Mas... Quem sou realmente no meio disso? Não existe resposta nesse esquema que nos é imposto. Não há como saber quem se é pela vida que levamos. Não há como saber quem se é aceitando essa vida que nos leva a um freqüente desequilíbrio.

Quem sou realmente?

Não é fácil saber. A resposta é individual. Precisa ser buscada individualmente. Lá no nosso íntimo. Em figuras que encontramos apenas em movimentos místicos, em religiões e cultos exóticos, em um mundo que é qualificado como escapismo, ou fuga de responsabilidades, como um ideal inatingível, como um mito tóxico.

Quem sou realmente?

Essa questão está cifrada em textos confusos, em filosofias orientais, nas palavras de gurus, de mestres de coisas estranhas, escritas de formas complicadas, quase indecifráveis, de uma forma que é sempre difícil de compreender. E o que devo fazer para encontrar a resposta de quem sou realmente? Existe algum roteiro? Alguma fórmula? Algum curso? Seminário?

Quem sou não é quem o outro é. Não há como descobrir a si mesmo, apenas olhando o caminho daqueles que encontraram o próprio. Temos apenas linhas gerais do que conseguiram. A narrativa de um estado. O estado que conquistaram ao encontrarem o caminho.

O princípio inicial é aquele em que deixamos de viver apenas para o mundo. Existe uma necessidade espiritual para uma busca. Uma busca que parece sem sentido. Entramos na busca sem saber onde iremos chegar. Até o momento em que a pergunta surge:

Quem sou realmente?

Andando por esse mundo complexo, de procura de si mesmo, vemos que as respostas dadas são insuficientes. Cada um passa por processos individuais, na busca e na procura por quem realmente se é. Perder-se nesses domínios é fácil. Dar voltas e não chegar a local nenhum, também.

Como encontrar a si mesmo? Apenas dentro de si mesmo.

Estudar ajuda. Conhecer o que dizem as diversas escolas, também. Falar com quem superou esse processo, igualmente. Pode ser essencial ou não, dependendo de cada um. Pois somos únicos.

Temos figuras separadas, sempre mal compreendidas, interessantes de serem percebidas em sua integridade. Existe o Self, ou Si Mesmo, o Eu Superior, o Segredo, nosso conteúdo “divino”. O Eu, ou o Puer, a Criança Divina e Solar.
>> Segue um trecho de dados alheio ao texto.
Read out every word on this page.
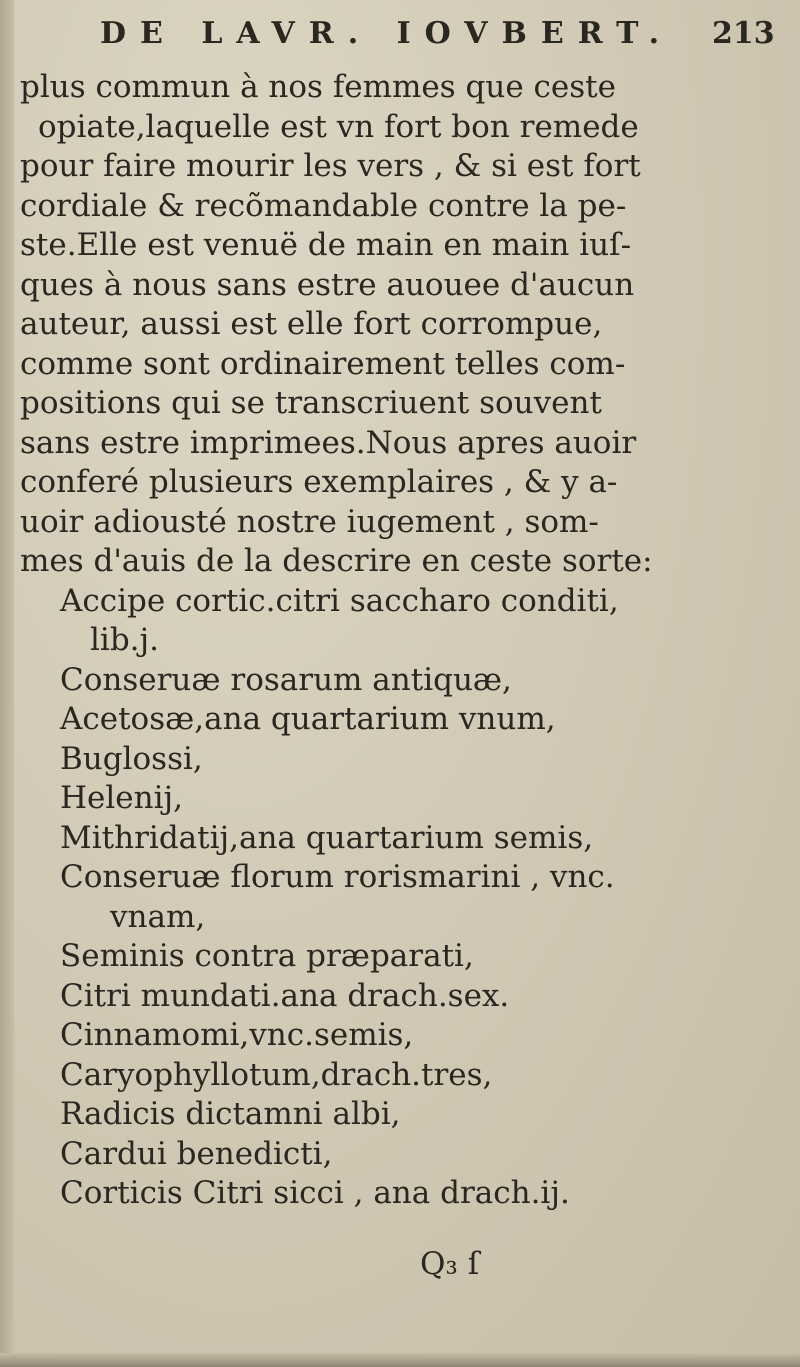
DE LAVR. IOVBERT. 213
plus commun à nos femmes que ceste
opiate,laquelle est vn fort bon remede
pour faire mourir les vers , & si est fort
cordiale & recõmandable contre la pe-
ste.Elle est venuë de main en main iuſ-
ques à nous sans estre auouee d'aucun
auteur, aussi est elle fort corrompue,
comme sont ordinairement telles com-
positions qui se transcriuent souvent
sans estre imprimees.Nous apres auoir
conferé plusieurs exemplaires , & y a-
uoir adiousté nostre iugement , som-
mes d'auis de la descrire en ceste sorte:
Accipe cortic.citri saccharo conditi,
lib.j.
Conseruæ rosarum antiquæ,
Acetosæ,ana quartarium vnum,
Buglossi,
Helenij,
Mithridatij,ana quartarium semis,
Conseruæ florum rorismarini , vnc.
vnam,
Seminis contra præparati,
Citri mundati.ana drach.sex.
Cinnamomi,vnc.semis,
Caryophyllotum,drach.tres,
Radicis dictamni albi,
Cardui benedicti,
Corticis Citri sicci , ana drach.ij.
Q₃ ſ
O Ego, senhor das Máscaras e da Persona. E a Mente.

É assim que viemos ao mundo.

Quem sou realmente?

Jung dizia que o primeiro passo é a dissolução da Persona. Daí começa o processo de encontro do Si Mesmo. Abandona-se o coletivo, tudo que não é nosso vem para a adequação ao mundo e a sociedade. O Ego impede a manifestação do Si Mesmo. Confunde-se achando que é tudo que existe dentro de nós. Crê ser real. Necessita de atenção para manifestar-se. Atenção tanto exterior, quanto interior. Coloca-se no centro dos caminhos internos. Atrapalha o correto funcionamento da mente. Entope nossas vias com pensamentos inúteis e repetitivos. Perde-se no eterno diálogo interior. Necessita interagir com as pessoas. Não compreende o silêncio, a si mesmo, ou o que existe fora. Não consegue compreender os outros, por não saber quem exatamente é. Olha para tudo como se fosse uma expressão de si. Onde vê, tudo espelha. É incapaz de ver o outro como esse o é, pois não consegue perceber nada a não ser a si mesmo. Não percebe o mundo, a mentira da sociedade, os jogos de poder, a necessidade de ser para os outros.

A grande falácia do mundo é construída por ser dominado por aqueles que não dominam a si mesmos. O ego e todas as personalidades existentes dentro de nós criam um estado de confusão eterna. Um estado de necessidade eterna de expressão, de dramas, de carências, de instabilidades infindas. Todos são apenas projeções. São aquilo que o mundo dos egos projeta. Como tudo que projetam na sociedade, que crêem ser, que lutam para construir. Constroem sempre em nome de algo. Mas esse algo nada mais é do que a própria confusão interna, o mundo sem controle do ego. Aquele vazio estranho, que gera angustia, depressões, medos, inseguranças. O mundo complexo e infantil egóico. Complexidade essa que é apenas aparente.

O ego não foi feito para comandar. É apenas parte e não o todo. E uma parte pequena, apenas uma ferramenta.

Quando o ego se torna o controlador, impõe um reino tirânico que não se mantém. Uma negação do Eu real. Ao mesmo tempo, uma caricatura desse mesmo Eu. Finge ser quem é, em nome de controle. Mas não é realmente. Quando as posturas do ego, normalmente falsas e errôneas, são postas sob pressão, ou questionadas de forma cortante, esse simplesmente reage de forma descontrolada, com o intuito de se preservar. Assim, o ego manipula qualquer forma de auto-conhecimento real. Distorce, absorve, imita, tenta ser. Não o consegue realmente. Cria personalidades de cristal, belas e quebradiças. Inexistentes realmente. Impossíveis de se sustentar, quando o golpe é preciso.

O ego não resiste a análise. O ego demanda toda a atenção. Gosta de ser analisado. Gosta de saber sobre ele. Molda-se para ser aquilo que dizem que ele possa ser. Imita e mimetiza. Faz de conta. Diz que vai melhorar. Diz que vai colaborar. Até o tenta. O ego sempre quer evoluir, melhorar, conhecer mais. Tudo em nome de se manter no controle. Controle que foi cedido. Mas pode não ser eterno.

Quem sou realmente?



Não, não sou essa imagem refletida no espelho. Não sou aquilo que sempre julguei ser. Não sou isso que estou vendo. Lá no fundo dos meus olhos, vejo outra pessoa. Uma pessoa que por vezes aparece em algumas fotos. Pode ser que admire essa pessoa, pode ser que a tema. Não consigo ser indiferente a ela. Em algum local, existe um outro Eu. Em algum local perdido dentro de mim.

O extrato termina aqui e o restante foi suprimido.